For Sri Lankans and most of other south Asians, dhal curry is an irreplaceable side dish in their everyday cuisine. Certainly, every Sri Lankan household must be preparing this curry either regularly or fairly often. For your information, these are a variety of beans that are being split into halves. In fact, in Sanskrit ‘Dal (दल्)’ means; split. Remember, these are a great source of protein, carbohydrates and several other nutrients. So, if you a vegetarian that missed this gold mine, start digging this now on. Also, there are several sub varieties of this split bean that are popular among different ethnic entities. Sri Lankans, mostly cook Masoor dhal and Bengal gram dhal for their everyday meals. Both these types of dhal and other kinds can be cooked in the same way with very slight alterations. For example, masoor vs Bengal gram dhal: Masoor dhal can be cooked faster than the other and therefore, you have to either keep Bengal gram dhal soaked in water for few hours prior cooking or add more liquid and cook for a longer period. Anyways, I will give you rest of the recipes with all the specifics soon. The recipe that I am giving today is the one that we can call the common and the authentic Sri Lankan dhal curry recipe. However, there are several other ways that you can make the same curry as well. As I told you before I will definitely give them to you in the near future.
- 1 – 1 ¼ cups of dhal – repeatedly, washed and rinsed until clean or the water-over clears.
- 1 ½ cups of thicker coconut milk
- Remember, in Sri Lankan cookery, thick coconut milk means not the consistency of condensed coconut milk that you find in cans. Traditionally and usually, Sri Lankans scrape the coconuts and add water as needed and, repeatedly, squeeze off the milk. We call the first batch or its similar consistency “Miti kiri” meaning thick coconut milk. So, if you are using condensed coconut milk, add water at 1:1 ration and dilute it.

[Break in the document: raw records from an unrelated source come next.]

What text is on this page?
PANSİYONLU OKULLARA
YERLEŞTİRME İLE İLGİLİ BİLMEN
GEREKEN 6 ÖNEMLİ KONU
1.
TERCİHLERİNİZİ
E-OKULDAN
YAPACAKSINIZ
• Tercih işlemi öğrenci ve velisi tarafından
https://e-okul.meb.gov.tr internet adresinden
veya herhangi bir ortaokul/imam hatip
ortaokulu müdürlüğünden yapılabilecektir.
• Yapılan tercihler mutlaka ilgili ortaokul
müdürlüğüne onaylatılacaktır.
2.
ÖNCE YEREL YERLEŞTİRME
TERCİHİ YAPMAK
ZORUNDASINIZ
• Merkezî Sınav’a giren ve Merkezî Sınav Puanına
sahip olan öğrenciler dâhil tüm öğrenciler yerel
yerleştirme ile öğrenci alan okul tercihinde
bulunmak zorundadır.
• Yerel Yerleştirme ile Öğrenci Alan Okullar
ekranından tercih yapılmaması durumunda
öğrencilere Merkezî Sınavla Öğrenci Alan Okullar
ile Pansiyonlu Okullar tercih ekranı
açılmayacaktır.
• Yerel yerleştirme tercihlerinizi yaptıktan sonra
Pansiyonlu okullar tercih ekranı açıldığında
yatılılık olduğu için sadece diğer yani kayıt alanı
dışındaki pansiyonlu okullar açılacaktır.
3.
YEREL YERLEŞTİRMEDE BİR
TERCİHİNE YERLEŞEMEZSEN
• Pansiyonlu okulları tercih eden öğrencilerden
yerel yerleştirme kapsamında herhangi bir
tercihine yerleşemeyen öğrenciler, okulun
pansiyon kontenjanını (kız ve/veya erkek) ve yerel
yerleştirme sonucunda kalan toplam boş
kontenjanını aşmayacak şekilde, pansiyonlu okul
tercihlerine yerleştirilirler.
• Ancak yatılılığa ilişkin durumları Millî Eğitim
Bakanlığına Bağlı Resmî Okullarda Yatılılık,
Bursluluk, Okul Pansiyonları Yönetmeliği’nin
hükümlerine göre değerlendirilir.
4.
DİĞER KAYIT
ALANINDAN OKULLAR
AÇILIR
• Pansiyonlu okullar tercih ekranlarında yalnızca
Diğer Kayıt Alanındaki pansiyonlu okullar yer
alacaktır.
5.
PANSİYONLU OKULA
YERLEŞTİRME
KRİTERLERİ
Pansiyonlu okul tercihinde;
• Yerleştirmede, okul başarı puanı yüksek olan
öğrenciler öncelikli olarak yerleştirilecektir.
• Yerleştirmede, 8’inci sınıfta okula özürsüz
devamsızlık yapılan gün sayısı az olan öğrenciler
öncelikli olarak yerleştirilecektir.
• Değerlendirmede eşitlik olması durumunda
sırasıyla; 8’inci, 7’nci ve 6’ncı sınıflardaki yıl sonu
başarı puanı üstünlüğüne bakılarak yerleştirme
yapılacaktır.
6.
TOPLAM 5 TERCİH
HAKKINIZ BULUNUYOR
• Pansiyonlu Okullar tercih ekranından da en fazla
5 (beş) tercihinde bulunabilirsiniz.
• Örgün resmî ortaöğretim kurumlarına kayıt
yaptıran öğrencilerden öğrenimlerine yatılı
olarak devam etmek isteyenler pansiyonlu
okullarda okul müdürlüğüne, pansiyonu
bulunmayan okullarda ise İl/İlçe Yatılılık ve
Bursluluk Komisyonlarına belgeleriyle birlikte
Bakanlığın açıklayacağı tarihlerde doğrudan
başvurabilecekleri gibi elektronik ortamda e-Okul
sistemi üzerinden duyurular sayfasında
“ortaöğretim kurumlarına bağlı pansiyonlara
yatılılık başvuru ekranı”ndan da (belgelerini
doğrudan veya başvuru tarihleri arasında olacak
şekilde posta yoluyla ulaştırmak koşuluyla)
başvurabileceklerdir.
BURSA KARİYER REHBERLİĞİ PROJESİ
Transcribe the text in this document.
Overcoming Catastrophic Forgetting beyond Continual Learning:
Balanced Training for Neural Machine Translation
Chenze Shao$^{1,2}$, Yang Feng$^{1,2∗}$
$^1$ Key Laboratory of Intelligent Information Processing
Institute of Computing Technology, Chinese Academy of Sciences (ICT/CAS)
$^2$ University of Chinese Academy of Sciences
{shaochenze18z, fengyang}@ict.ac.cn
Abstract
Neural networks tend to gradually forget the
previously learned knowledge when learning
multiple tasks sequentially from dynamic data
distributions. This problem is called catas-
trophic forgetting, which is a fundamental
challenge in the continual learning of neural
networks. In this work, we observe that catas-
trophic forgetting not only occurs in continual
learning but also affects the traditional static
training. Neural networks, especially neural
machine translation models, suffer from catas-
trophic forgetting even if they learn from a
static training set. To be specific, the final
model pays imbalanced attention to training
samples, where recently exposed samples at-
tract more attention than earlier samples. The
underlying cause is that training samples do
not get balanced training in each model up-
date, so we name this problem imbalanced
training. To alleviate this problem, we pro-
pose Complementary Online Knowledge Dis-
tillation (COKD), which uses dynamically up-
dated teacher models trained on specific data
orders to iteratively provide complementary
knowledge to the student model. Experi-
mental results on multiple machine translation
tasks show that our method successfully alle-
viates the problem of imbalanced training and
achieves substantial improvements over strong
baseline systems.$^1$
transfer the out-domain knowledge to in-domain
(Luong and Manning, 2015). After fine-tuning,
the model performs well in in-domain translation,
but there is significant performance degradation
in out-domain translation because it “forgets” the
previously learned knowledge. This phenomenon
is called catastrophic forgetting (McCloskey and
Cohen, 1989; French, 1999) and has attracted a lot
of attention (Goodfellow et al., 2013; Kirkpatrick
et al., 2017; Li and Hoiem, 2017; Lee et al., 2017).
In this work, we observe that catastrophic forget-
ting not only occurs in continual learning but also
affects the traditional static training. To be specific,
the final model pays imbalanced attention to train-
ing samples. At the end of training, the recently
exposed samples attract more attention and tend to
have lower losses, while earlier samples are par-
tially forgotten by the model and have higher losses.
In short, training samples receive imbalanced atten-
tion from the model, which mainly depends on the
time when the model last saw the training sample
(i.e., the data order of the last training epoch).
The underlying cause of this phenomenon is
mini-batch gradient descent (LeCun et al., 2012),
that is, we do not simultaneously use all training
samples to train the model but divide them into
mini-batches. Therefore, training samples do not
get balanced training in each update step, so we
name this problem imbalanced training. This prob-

- 2 -3 cloves of garlic (finely sliced)
- ¼ of a medium sized onion (Finely sliced)
- ½ tsp of finely chopped ginger
- ½ tsp of tamarind paste)
- ½ tsp of turmeric powder
- ½ – ¾ tsp of dried black mustard seeds (Aba ata)
- ½ tsp of finely ground red chili powder
If you are not fan of hotter dishes or your toddler will be tasting this, reduce the amount as you need.
- 1 tsp of dried red chili flakes
- If you are not fan of hotter dishes or your toddler will be tasting this, reduce the amount as you need.
- 2 -3 whole dried red chilies (optional)
- Few whole seeds of dried black pepper
- Some curry leaves (Karapincha)
- 2 small pieces of pandal leaves (Rampe)
- 3 seeds of cardamom
- 3 cloves
- 2 – 3 tbsp of cooking oil
- Salt to taste and as necessary
- Water as necessary
In a cooking pot, combine dhal, turmeric, chili powder, salt (start with ½ a tsp), tamarind and pandan leaves. Then, add water 3 – 3 ½ cups of water and boil for around 8 – 10 minutes. Always make sure that they are almost fully cooked before the next action. Personally, I suggest to I take several dhal pieces out onto a plate and when they cool down, taste and see. For your tongue, they should be tender and not too soft either. Also, if you feel like you need more water to reach the intended texture, don’t be hesitated to bring little bit of water in. Now, once this step is proceeded, add the coconut milk and start to simmer under low-to-medium heat level. Meantime, in a separate cooking pot (preferably in a sauce pan with an extended handle), stir fry rest of the ingredients accordingly. First, start frying the onions under medium-to-high heat until they turn slightly brown. Then, give garlic a chance and stir fry both until they become light golden. Now, lower the heat and bring in curry leaves, cloves, cinnamon, cardamom and mustard seeds and stir fry for about 30 seconds. After, bring heat to the lowest level and add chili flakes and whole chilies (optional). Now, continuously, stir fry all for about 10 seconds and carefully drop all that’s been fried into the dhal curry and continue to simmer. Remember, normally, this is done other way around. That is, you pour in the dhal portion to the frying ingredients. Anyways, if you will do like this you don’t have to use two larger cooking pots, instead you can do the frying part in a smaller one. Well it’s really up to you to decide what is more convenient and trust me, they both give the same results. Ok, as by now the dhal is well cooked, you can serve it even soon as you mix the fried ingredients. Remember, you can always adjust the consistency of the gravy as you require. If you are planning to accompany this with either bread, string hoppers or as such, I suggest to make it a thinner gravy. You can do this either by adding little more thinner coconut milk at first or simmering for lesser time period. Vice versa, if you want a thinker gravy, simmer it more and/or use slightly thicker coconut milk. Ha, remember to adjust salt for your taste.